La manière de gérer la ville est l’objet de la seconde partie intitulée Vivre la ville. Des études empiriques ont été menées sur le renouvellement du personnel politique au fil des élections municipales mais aussi sur la place des zones franches dans la ville. A contre-courant des thèses de Mike (Planète bidonvilles, 2005 ou Le pire des mondes possibles, de l’explosion urbaine au bidonville global, 2006), Jean Goulet montre que les bidonvilles sont des espaces urbains plus structurés qu’il n’y paraît. Il montre cela à partir d’une étude menée dans les bidonvilles d’Haïti en 2003. La question des mobilités est aussi analysée. Luc-Normand Tellier montre que cette question est intimement liée à celle de l’impôt. Pour lui, au lieu de taxer le foncier, il faut taxer les mobilités en mettant en place des péages urbains. En inversant la donne, on réduira les mobilités génératrices de pollution et d’étalement urbain. Car, en France comme au Québec, la maîtrise de l’étalement urbain est loin d’être parfaite. Vingt cinq ans après la loi sur l’aménagement et l’urbanisme, qui devait instaurer la décentralisation du pouvoir aux collectivités locales, il apparaît que les dérives technocratiques de la loi ont accru les lourdeurs administratives plutôt que de permettre un développement régional efficient. Par ailleurs, la ville n’est pas vue comme une entité qui fonctionnerait seule mais comme le reflet de la mondialisation. « La production et la distribution de richesses, la prospérité et la paupérisation, la dynamique des réseaux sociaux ne peuvent être explorés sans considérer l’intégration économique mondiale et les effets sur la transformation de nos milieux de vie ».

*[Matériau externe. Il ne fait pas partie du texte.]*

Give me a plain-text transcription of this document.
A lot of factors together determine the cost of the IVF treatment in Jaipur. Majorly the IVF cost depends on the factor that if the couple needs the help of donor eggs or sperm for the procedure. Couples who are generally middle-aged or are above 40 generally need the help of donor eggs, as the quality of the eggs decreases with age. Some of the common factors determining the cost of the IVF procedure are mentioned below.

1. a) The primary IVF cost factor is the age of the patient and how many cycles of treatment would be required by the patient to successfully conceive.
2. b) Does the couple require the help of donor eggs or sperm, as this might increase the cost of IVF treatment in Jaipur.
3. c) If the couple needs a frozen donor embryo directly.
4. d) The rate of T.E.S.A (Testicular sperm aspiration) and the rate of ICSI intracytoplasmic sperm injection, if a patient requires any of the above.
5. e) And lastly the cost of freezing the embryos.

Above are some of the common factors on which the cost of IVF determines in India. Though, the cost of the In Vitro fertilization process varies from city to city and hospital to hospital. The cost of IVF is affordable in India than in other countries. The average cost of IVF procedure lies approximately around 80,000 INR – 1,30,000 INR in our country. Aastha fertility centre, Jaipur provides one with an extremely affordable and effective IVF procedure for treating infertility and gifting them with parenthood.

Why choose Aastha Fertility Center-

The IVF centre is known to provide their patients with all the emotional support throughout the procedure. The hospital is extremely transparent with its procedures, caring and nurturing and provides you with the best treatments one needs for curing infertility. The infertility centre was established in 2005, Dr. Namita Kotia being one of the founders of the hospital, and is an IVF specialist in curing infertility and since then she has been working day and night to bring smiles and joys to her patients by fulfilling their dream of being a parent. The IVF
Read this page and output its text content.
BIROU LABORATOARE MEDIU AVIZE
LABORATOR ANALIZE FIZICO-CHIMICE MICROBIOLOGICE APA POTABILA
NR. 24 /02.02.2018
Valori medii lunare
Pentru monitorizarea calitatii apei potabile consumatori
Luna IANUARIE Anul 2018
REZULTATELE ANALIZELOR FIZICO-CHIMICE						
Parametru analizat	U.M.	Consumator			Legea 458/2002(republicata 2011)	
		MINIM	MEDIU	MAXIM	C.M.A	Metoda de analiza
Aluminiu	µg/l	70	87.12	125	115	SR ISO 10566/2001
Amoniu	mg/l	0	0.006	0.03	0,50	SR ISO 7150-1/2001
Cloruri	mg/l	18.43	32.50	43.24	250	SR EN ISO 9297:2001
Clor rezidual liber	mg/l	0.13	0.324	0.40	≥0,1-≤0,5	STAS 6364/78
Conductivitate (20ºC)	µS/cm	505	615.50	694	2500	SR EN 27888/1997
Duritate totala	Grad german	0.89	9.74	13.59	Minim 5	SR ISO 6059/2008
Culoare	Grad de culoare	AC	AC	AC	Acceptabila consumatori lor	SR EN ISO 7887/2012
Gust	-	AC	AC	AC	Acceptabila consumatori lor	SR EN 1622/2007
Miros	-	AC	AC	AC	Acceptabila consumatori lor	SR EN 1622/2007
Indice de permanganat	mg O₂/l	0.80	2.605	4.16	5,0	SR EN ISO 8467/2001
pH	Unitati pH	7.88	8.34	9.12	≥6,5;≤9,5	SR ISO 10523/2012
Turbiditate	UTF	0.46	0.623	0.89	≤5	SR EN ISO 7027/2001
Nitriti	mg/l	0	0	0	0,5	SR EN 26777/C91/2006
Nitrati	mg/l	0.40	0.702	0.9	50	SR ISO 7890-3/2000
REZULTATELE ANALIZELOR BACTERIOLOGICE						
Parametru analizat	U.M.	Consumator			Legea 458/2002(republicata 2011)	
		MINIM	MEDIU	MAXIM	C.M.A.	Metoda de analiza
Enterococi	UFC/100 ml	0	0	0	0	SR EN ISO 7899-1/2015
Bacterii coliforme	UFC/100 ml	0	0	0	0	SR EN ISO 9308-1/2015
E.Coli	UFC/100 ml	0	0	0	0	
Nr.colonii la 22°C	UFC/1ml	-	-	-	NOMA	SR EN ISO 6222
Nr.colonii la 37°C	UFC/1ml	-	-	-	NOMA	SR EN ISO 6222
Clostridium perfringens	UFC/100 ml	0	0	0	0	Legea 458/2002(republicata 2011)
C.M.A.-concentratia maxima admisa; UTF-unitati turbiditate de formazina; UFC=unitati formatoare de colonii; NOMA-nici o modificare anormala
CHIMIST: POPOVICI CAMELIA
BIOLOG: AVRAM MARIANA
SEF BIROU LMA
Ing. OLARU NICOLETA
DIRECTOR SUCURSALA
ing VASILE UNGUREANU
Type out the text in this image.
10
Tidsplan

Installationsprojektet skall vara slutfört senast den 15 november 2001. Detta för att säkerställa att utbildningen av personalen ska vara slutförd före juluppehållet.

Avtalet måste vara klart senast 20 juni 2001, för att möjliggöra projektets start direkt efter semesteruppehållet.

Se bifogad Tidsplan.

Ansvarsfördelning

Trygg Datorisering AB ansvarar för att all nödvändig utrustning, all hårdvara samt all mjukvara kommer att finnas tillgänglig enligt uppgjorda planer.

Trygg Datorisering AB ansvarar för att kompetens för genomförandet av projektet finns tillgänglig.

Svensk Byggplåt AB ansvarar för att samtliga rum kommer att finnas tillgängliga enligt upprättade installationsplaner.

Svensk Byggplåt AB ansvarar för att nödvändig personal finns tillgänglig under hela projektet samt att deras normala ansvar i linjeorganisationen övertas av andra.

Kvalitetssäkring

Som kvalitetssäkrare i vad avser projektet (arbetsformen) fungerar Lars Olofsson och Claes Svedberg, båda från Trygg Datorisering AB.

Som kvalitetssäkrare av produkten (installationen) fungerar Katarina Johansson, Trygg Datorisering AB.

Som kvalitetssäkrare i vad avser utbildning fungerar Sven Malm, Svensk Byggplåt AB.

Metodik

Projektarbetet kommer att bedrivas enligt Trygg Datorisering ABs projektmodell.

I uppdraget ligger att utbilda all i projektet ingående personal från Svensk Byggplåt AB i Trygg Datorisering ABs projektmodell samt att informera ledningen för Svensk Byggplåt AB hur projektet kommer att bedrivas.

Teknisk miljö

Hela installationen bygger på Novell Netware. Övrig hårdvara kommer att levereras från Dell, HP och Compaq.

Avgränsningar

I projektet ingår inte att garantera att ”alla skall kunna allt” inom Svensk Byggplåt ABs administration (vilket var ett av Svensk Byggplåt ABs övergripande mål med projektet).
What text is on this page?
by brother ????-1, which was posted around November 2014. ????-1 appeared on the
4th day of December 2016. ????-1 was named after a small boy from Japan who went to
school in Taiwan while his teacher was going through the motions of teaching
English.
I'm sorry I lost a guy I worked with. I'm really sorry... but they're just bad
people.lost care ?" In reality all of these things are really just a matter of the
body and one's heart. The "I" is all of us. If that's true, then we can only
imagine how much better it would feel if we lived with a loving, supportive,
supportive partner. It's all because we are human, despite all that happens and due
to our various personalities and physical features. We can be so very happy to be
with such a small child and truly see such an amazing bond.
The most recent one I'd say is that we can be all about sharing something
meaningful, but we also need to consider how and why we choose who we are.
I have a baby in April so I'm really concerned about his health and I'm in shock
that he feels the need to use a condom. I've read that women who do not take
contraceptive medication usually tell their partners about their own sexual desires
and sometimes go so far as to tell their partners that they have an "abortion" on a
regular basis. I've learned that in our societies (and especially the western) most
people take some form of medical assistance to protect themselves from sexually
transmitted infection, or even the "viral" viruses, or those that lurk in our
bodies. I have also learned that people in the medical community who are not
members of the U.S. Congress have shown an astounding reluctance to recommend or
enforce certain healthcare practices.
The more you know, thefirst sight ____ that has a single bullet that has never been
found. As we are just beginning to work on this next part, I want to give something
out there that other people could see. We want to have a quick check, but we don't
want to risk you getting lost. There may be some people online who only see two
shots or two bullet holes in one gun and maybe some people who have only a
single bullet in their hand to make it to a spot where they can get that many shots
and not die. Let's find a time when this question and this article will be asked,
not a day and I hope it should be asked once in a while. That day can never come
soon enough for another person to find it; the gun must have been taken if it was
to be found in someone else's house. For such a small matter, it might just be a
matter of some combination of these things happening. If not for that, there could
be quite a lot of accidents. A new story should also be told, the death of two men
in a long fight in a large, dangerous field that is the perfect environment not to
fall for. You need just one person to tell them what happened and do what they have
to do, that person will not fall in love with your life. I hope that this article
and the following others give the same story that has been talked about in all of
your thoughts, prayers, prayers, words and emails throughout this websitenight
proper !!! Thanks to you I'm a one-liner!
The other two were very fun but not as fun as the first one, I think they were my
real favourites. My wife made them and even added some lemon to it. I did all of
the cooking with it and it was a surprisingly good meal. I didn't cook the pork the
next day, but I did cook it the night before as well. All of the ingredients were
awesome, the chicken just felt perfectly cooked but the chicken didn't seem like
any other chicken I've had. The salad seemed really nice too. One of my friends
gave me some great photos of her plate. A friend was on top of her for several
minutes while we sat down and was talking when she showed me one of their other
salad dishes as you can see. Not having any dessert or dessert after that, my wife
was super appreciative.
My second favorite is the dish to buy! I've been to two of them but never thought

Le nombre important de participants à cet ouvrage, comme le titre un peu « fourre-tout », est responsable d’un manque d’unité de l’ensemble. La diversité des textes est extrême. Certains sont très pessimistes, comme le texte de Carolle Simard sur les incivilités ou celui du philosophe Christian Saint-Germain sur la solitude urbaine. « Les villes modernes n’existent pas pour abriter des hommes. Elles sont des ruches d’illusion pour la conscience nomade. » D’autres textes sont optimistes comme celui de Michel Maffesoli avec son idée de « reliance », inspirée de la « médiance » d’Augustin Berque. La diversité est telle que l’absence de conclusion à l’ouvrage peut, peut être, s’expliquer par le désarroi du directeur de publication face à des contributions aussi variées. C’est du moins l’impression que l’on a quand on ferme le volume.